Thursday, May 23, 2024

Forbidden

Another movie that I noticed was on Tubi but I think is leaving at the end of the month is a Barbara Stanwyck pre-Code that a search of the blog says I haven't blogged about before: Forbidden. And, having watched it, I don't think I'd actually seen it before. So now I do a post on it in order that you can see it for yourself before it leaves Tubi.

Stanwyck plays Lulu Smith, which is certainly an odd name for a Stanwyck character. Even odder is that as the movie starts, she's a small-town librarian of the sort that Donna Reed in It's a Wonderful Life would have been if Jimmy Stewart had never been born. Lulu, needless to say, doesn't much care for this kind of life. So she decides to cash in all the money she's saved up, get a makeover, and take a luxury cruise to Havana, this of course being decades before Communism.

However, you can't take the prim and proper out of the librarian, so on the cruise, Lulu keeps dining alone. One day, however, she goes to her cabin after dinner, and finds that somebody else is in there! And that somebody is... a man! A drunk man, no less, up-and-coming lawyer Bob Grover (Adolphe Menjou), who has thoughts about a career in politics. Lulu is surprisingly forgiving about this drunk crashing her cabin, so much so that she decides to have dinner with him. And then, when they get to Havana, she spends the entire vacation with him!

Back home, we see that Grover is a district attorney, put into office with help from the local scandal sheet newspaper. Editor Al Holland (Ralph Bellamy) is none too pleased with this, and decides he's going to work at derailing Grover's career. The only thing is, he doesn't really have any way to do this, at least not honestly. That's only because he doesn't know about Grover and Lulu.

Grover meets Lulu for Halloween, and each of them has a surprise for the other. Lulu got knocked up on that vacation to Havana, and she's about to tell Bob so that he can marry her and the two can live happily ever after and make lots more babies. Well, we're not far enough into the film for that to happen, so instead Bob has to break the terrible news to Lulu that he's got a wife Helen (Dorothy Peterson), except that she was badly injured in a car crash and is now an "invalid" (judging by the way she's able to walk, I'm guessing the only part of her body that got injured was her uterus). Because of the injuries, Bob can't divorce Helen.
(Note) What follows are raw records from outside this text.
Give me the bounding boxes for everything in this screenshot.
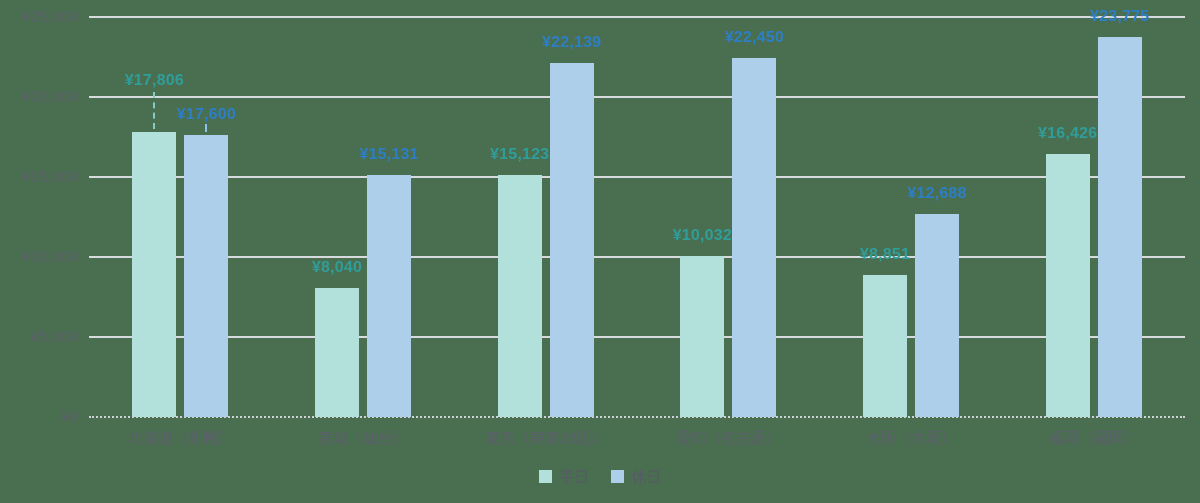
gridline-25000 xyxy=(89,16,1185,18)
weekday-bar-6[interactable] xyxy=(1045,154,1090,417)
legend-swatch xyxy=(538,470,552,483)
value-label: ¥16,426 xyxy=(1038,125,1098,143)
y-axis-tick-label: ¥5,000 xyxy=(30,328,78,346)
holiday-bar-6[interactable] xyxy=(1097,36,1142,417)
x-axis-baseline xyxy=(89,416,1185,418)
weekday-bar-3[interactable] xyxy=(497,175,542,417)
value-label: ¥8,851 xyxy=(859,246,911,264)
y-axis-tick-label: ¥15,000 xyxy=(21,168,78,186)
value-label: ¥22,450 xyxy=(724,28,784,46)
category-label: 北海道（札幌） xyxy=(127,430,233,447)
holiday-bar-5[interactable] xyxy=(915,213,959,417)
category-label: 愛知（名古屋） xyxy=(675,430,781,447)
category-label: 宮城（仙台） xyxy=(317,430,408,447)
legend-item-weekday[interactable]: 平日 xyxy=(538,466,589,487)
value-label: ¥10,032 xyxy=(672,227,732,245)
legend-label: 休日 xyxy=(631,469,662,486)
value-label: ¥17,806 xyxy=(124,72,184,90)
weekday-bar-2[interactable] xyxy=(315,288,359,417)
gridline-10000 xyxy=(89,256,1185,258)
legend-swatch xyxy=(611,470,624,483)
holiday-bar-2[interactable] xyxy=(367,174,411,417)
category-label: 東京（東京23区） xyxy=(484,430,607,447)
gridline-20000 xyxy=(89,96,1185,98)
label-leader-line xyxy=(205,124,208,133)
gridline-5000 xyxy=(89,336,1185,338)
y-axis-tick-label: ¥0 xyxy=(60,408,78,426)
weekday-bar-5[interactable] xyxy=(863,275,907,417)
chart-legend: 平日 休日 xyxy=(0,466,1200,487)
category-label: 福岡（福岡） xyxy=(1048,430,1139,447)
holiday-bar-4[interactable] xyxy=(732,57,777,417)
legend-item-holiday[interactable]: 休日 xyxy=(611,466,661,487)
label-leader-line xyxy=(153,92,156,130)
value-label: ¥12,688 xyxy=(907,184,967,202)
legend-label: 平日 xyxy=(558,469,589,486)
weekday-bar-1[interactable] xyxy=(132,132,177,417)
y-axis-tick-label: ¥25,000 xyxy=(21,8,78,26)
value-label: ¥23,775 xyxy=(1090,7,1150,25)
gridline-15000 xyxy=(89,176,1185,178)
holiday-bar-1[interactable] xyxy=(184,135,229,417)
value-label: ¥22,139 xyxy=(542,33,602,51)
holiday-bar-3[interactable] xyxy=(549,62,594,417)
value-label: ¥17,600 xyxy=(176,106,236,124)
category-label: 大阪（大阪） xyxy=(865,430,956,447)
y-axis-tick-label: ¥10,000 xyxy=(21,248,78,266)
value-label: ¥15,131 xyxy=(359,145,419,163)
value-label: ¥8,040 xyxy=(311,259,363,277)
value-label: ¥15,123 xyxy=(490,146,550,164)
weekday-bar-4[interactable] xyxy=(680,256,725,417)
y-axis-tick-label: ¥20,000 xyxy=(21,88,78,106)
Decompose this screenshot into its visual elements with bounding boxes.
Fast forward to the maternity hospital, where Lulu checks in as Jane Doe and has the baby, Robert. She finally comes up with a way to tell Bob about the baby, which is a plan to have the Grovers adopt the baby Roberta, and for Lulu to be the baby's governess. It's a wacky idea, and Helen puts the kibosh on it when she finds out that Lulu doesn't have any references -- frankly, that's not unreasonble on Helen's part, and she's not written as the villainess of this piece.
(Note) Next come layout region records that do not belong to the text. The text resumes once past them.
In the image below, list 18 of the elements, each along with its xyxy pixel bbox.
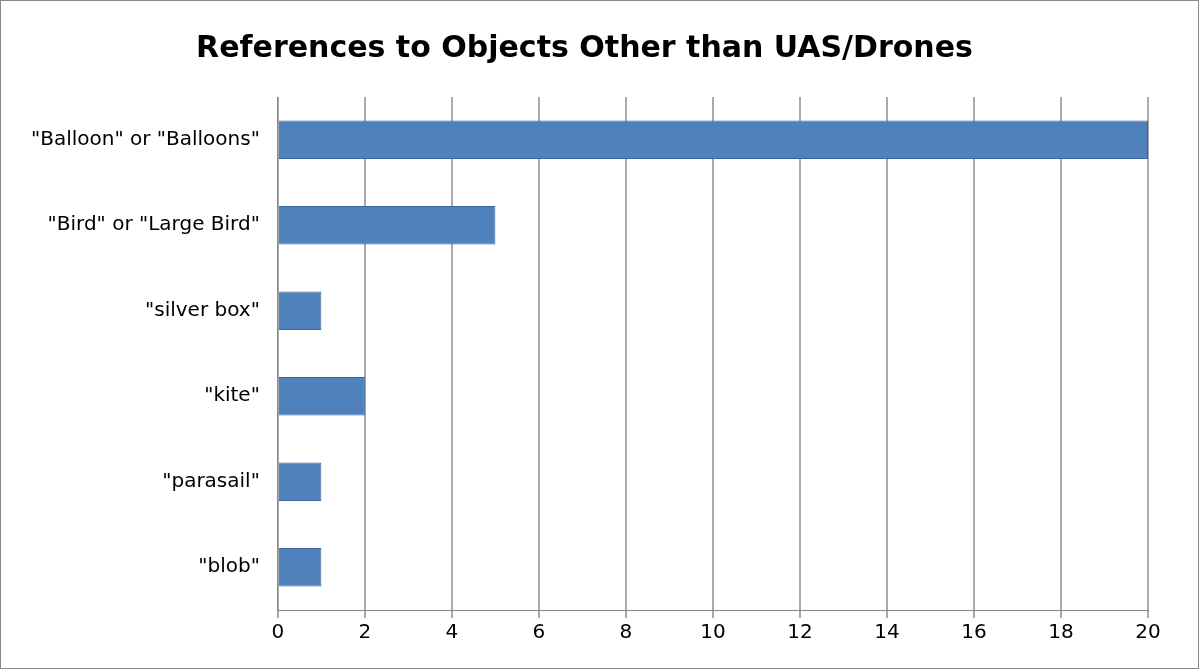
chart-title: References to Objects Other than UAS/Drones	[196, 28, 973, 64]
y-tick-label: "Balloon" or "Balloons"	[30, 125, 260, 150]
x-tick-label: 4	[445, 619, 459, 644]
x-tick-label: 16	[961, 619, 987, 644]
x-tick-label: 12	[787, 619, 813, 644]
y-tick-label: "parasail"	[162, 467, 260, 492]
x-tick-label: 0	[271, 619, 285, 644]
x-tick-label: 20	[1135, 619, 1161, 644]
x-tick-label: 10	[700, 619, 726, 644]
y-tick-label: "silver box"	[145, 296, 260, 321]
y-tick-label: "kite"	[204, 382, 260, 407]
x-tick-label: 2	[358, 619, 372, 644]
x-tick-label: 6	[532, 619, 546, 644]
x-tick-label: 8	[619, 619, 633, 644]
x-tick-label: 14	[874, 619, 900, 644]
y-tick-label: "blob"	[198, 553, 260, 578]
x-tick-label: 18	[1048, 619, 1074, 644]
y-tick-label: "Bird" or "Large Bird"	[47, 211, 260, 236]
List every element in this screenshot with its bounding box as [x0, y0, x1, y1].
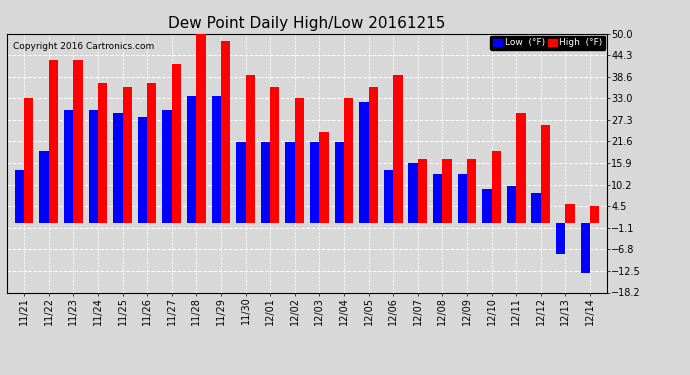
- Bar: [442, 159, 452, 224]
- Bar: [98, 83, 107, 224]
- Bar: [319, 132, 328, 224]
- Bar: [565, 204, 575, 224]
- Title: Dew Point Daily High/Low 20161215: Dew Point Daily High/Low 20161215: [168, 16, 446, 31]
- Bar: [24, 98, 34, 224]
- Bar: [246, 75, 255, 224]
- Bar: [221, 41, 230, 224]
- Bar: [310, 142, 319, 224]
- Bar: [556, 224, 565, 254]
- Bar: [172, 64, 181, 223]
- Bar: [344, 98, 353, 224]
- Bar: [507, 186, 516, 224]
- Bar: [368, 87, 378, 224]
- Bar: [39, 152, 49, 224]
- Bar: [408, 163, 417, 224]
- Bar: [393, 75, 402, 224]
- Bar: [384, 170, 393, 224]
- Bar: [236, 142, 246, 224]
- Bar: [531, 193, 541, 224]
- Bar: [541, 125, 550, 224]
- Bar: [49, 60, 58, 223]
- Bar: [433, 174, 442, 223]
- Bar: [162, 110, 172, 224]
- Bar: [359, 102, 368, 224]
- Bar: [286, 142, 295, 224]
- Bar: [457, 174, 467, 223]
- Bar: [270, 87, 279, 224]
- Bar: [212, 96, 221, 224]
- Bar: [590, 206, 600, 224]
- Bar: [580, 224, 590, 273]
- Bar: [14, 170, 24, 224]
- Bar: [123, 87, 132, 224]
- Bar: [73, 60, 83, 223]
- Bar: [335, 142, 344, 224]
- Bar: [261, 142, 270, 224]
- Bar: [113, 113, 123, 224]
- Bar: [516, 113, 526, 224]
- Bar: [491, 152, 501, 224]
- Bar: [417, 159, 427, 224]
- Bar: [64, 110, 73, 224]
- Bar: [138, 117, 147, 224]
- Bar: [147, 83, 157, 224]
- Text: Copyright 2016 Cartronics.com: Copyright 2016 Cartronics.com: [13, 42, 154, 51]
- Bar: [295, 98, 304, 224]
- Bar: [467, 159, 476, 224]
- Legend: Low  (°F), High  (°F): Low (°F), High (°F): [491, 36, 605, 50]
- Bar: [187, 96, 197, 224]
- Bar: [88, 110, 98, 224]
- Bar: [482, 189, 491, 224]
- Bar: [197, 34, 206, 224]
The villain is Al. Lulu, in need of a job, gets one as the lonelyhearts columnist at Al's newspaper, and then many years later winds up marrying him. Lulu has been scrapbooking Roberta's childhood, since Grover is prominent enough that Roberta gets in the society section of the papers. Grover's political career is coming along nicely, too, as he's in the running for governor. But Al finds out the truth about who Roberta's mom is, and he's got no compunction about using that information to bring Grover down.

Forbidden is one of those early 1930s melodramas that's got some interesting ideas. In fact, possibly too many of them for the movie's own good, since the movie on multiple occasians turns on a dime. It's fun, and thanks to the direction of Frank Capra, there are some nice visuals. The story isn't the best, however. On the bright side, all three of the leads do more than the best they can with the material such that its weakness doesn't seem like such a big deal.

Sure, there are better and more lurid pre-Codes out there. But Forbidden isn't bad, and it's absolutely worth a watch.